Friday, March 26, 2010


It’s just a date on the calendar but that doesn’t stop folks from enjoying any temperature above freezing in New England and picturing how green everything will be in a few weeks. That’s a stretch because right now the landscape is still painted in wheat and burnt umber with several shades of grey. Hard winds swirl old leaves into the air making our cat crazy wondering what the faluke is going on outside.

Early spring up here means corn fields turn into rice paddies, mud season has begun and frost heaves finally dissolve leaving pot holes and large tarmac cracks. Along with crocuses pushing up through slow melting snow piles, the only thing budding on a tree this week would be a plastic container catching sugar drips from the maples.

We’re still grateful for the extra daylight because it’s pretty hard seeing where the road sides are located in the dark. Many of the white stripes painted along the edge have long dissolved making it impossible to see where the fields begin and the road ends, especially in the rain.
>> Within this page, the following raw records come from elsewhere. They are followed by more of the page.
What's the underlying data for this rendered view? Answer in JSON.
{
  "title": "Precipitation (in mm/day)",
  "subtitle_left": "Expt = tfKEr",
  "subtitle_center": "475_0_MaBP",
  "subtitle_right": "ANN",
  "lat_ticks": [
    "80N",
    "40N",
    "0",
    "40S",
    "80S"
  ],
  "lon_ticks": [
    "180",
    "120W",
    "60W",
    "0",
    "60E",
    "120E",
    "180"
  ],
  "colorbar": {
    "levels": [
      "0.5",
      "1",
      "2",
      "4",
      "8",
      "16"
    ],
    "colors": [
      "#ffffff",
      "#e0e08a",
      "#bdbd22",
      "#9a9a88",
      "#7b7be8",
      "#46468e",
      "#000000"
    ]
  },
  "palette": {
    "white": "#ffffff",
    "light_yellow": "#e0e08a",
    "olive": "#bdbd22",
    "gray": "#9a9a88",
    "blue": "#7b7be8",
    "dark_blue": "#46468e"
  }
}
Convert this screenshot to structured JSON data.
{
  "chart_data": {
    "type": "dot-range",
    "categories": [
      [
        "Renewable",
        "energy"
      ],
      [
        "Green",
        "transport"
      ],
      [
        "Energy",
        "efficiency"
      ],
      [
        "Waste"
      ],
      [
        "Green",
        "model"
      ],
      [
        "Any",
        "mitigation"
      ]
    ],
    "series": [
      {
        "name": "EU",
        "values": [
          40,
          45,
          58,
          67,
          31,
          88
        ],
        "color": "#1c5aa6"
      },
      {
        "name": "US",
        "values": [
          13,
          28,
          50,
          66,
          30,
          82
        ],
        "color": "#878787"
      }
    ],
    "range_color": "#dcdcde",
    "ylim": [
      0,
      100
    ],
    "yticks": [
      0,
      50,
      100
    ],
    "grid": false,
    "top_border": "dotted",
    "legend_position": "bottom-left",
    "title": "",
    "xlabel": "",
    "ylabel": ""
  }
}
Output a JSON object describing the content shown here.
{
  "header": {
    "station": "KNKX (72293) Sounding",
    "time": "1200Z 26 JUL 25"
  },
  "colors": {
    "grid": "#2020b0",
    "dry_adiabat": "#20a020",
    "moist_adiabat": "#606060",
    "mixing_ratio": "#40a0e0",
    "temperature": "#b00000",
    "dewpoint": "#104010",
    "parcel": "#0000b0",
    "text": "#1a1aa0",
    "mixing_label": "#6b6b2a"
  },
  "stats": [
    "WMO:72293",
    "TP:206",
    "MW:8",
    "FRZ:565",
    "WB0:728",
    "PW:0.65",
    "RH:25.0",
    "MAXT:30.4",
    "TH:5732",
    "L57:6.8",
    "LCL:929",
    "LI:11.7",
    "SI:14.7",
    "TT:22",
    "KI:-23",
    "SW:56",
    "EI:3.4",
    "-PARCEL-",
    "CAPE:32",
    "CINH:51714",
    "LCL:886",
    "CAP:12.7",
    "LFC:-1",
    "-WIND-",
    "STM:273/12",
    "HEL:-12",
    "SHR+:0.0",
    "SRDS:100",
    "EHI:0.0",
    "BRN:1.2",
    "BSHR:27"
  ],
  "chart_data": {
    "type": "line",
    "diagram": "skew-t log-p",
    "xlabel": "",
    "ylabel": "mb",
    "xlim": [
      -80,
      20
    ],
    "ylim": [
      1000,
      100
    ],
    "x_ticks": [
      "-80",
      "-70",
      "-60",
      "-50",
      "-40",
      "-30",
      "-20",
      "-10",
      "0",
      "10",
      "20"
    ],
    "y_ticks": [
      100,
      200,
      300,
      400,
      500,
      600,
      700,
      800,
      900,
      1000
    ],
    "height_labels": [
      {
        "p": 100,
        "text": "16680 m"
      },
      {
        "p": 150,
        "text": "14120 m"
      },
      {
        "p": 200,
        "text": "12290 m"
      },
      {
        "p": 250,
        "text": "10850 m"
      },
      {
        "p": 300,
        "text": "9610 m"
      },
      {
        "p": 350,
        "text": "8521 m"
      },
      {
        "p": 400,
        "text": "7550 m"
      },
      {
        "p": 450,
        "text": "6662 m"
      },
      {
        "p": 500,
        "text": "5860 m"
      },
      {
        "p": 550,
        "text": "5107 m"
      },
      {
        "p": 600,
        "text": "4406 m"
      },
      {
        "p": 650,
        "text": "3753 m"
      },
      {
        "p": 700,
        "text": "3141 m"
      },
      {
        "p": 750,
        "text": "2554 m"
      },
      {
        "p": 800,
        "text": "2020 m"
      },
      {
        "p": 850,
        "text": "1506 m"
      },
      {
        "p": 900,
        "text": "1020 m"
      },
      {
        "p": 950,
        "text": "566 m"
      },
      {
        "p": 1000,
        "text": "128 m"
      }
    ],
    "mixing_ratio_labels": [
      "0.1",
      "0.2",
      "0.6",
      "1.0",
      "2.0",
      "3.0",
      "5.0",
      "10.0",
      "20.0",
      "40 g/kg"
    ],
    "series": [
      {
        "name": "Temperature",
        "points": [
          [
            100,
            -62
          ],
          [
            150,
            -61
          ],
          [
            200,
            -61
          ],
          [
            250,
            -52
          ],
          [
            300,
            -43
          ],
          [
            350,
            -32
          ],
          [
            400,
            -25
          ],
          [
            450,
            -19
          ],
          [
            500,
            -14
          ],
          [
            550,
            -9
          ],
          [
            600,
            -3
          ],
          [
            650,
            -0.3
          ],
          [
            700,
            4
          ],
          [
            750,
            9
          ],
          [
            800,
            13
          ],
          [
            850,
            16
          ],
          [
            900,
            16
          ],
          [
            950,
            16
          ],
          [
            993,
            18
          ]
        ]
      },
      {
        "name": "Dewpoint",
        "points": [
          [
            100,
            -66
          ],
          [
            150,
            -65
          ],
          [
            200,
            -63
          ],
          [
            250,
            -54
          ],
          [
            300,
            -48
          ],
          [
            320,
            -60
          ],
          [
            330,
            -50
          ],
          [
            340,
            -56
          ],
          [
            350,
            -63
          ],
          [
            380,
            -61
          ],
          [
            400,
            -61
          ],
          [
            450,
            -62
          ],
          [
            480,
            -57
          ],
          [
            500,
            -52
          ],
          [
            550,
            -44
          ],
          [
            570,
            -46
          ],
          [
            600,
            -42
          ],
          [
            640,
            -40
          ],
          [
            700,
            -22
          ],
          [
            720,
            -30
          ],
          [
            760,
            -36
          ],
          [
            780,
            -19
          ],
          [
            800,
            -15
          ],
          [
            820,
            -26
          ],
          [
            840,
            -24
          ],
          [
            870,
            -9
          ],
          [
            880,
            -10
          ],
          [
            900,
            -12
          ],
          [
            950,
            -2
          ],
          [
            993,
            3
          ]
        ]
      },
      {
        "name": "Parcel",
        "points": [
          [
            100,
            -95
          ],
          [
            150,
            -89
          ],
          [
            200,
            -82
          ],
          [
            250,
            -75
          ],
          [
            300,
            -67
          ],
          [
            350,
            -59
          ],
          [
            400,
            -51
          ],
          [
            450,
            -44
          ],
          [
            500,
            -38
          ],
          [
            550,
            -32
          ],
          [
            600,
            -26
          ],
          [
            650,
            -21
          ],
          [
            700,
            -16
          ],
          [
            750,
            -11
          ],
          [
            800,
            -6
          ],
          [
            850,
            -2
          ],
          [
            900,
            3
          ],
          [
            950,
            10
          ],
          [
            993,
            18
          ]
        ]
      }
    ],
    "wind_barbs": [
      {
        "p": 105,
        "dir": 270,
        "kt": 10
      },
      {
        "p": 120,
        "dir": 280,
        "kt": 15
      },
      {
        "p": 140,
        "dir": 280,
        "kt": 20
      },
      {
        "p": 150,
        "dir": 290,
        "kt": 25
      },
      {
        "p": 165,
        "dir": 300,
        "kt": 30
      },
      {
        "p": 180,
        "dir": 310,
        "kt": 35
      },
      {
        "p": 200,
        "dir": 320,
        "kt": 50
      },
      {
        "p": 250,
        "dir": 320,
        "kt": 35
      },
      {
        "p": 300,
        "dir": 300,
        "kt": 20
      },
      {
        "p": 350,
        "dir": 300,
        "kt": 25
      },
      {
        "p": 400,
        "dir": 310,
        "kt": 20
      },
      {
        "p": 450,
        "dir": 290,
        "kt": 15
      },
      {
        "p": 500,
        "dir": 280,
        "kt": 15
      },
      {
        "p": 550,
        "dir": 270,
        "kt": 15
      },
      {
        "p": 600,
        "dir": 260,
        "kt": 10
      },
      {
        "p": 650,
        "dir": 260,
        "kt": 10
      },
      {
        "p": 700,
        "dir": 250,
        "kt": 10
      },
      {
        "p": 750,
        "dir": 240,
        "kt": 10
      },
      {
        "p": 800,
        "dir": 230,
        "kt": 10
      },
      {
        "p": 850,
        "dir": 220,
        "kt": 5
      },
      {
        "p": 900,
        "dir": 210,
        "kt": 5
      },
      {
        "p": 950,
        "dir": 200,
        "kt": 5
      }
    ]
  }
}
The people at the humane society also tell us there’s more stray animals giving birth about now. Soon they’ll be flooded with all manner of baby felines and canines in their wonderful shelter. Please try and remember them when you have old blankets you no longer need or if you are considering getting a pet.

Spring cleaning is still big in some homes. Windows have to be washed because the winter storms plaster a combo of crud that makes it hard to see the sunny views we’ve so missed.

We have a nutty bird who insists on building a nest in a space between the roof and a column on our front porch every year. My cat sits right inside the screened-in porch and stares at the creature who is so stubborn, no matter how many times Jack throws out the old nests, or how many times I scream when we surprise each other, I know she’ll be back in that same spot very soon.

I can’t wait until the buds show up on our forsythia and azalea bushes. They will explode into the most beautiful mélange outside my living room windows. I’ll be sure and post photos when that happens.

About last week’s blog…..

The Union Leader in New Hampshire published “Maple Beyond The Morning” in its’ Wed. issue. Benton’s sugar shack has been producing maple syrup for 150 years! It is now being operated by the sixth-generation family members!

To the reader who wants to know about obtaining great maple syrup in southwest Virginia. I found The Bland County Family Farm, which has had ten years of tapping in that area. Their web page is: as they also sell beef.

Hope you are all enjoying the “pre spring” landscape and warmer temperatures wherever you may be.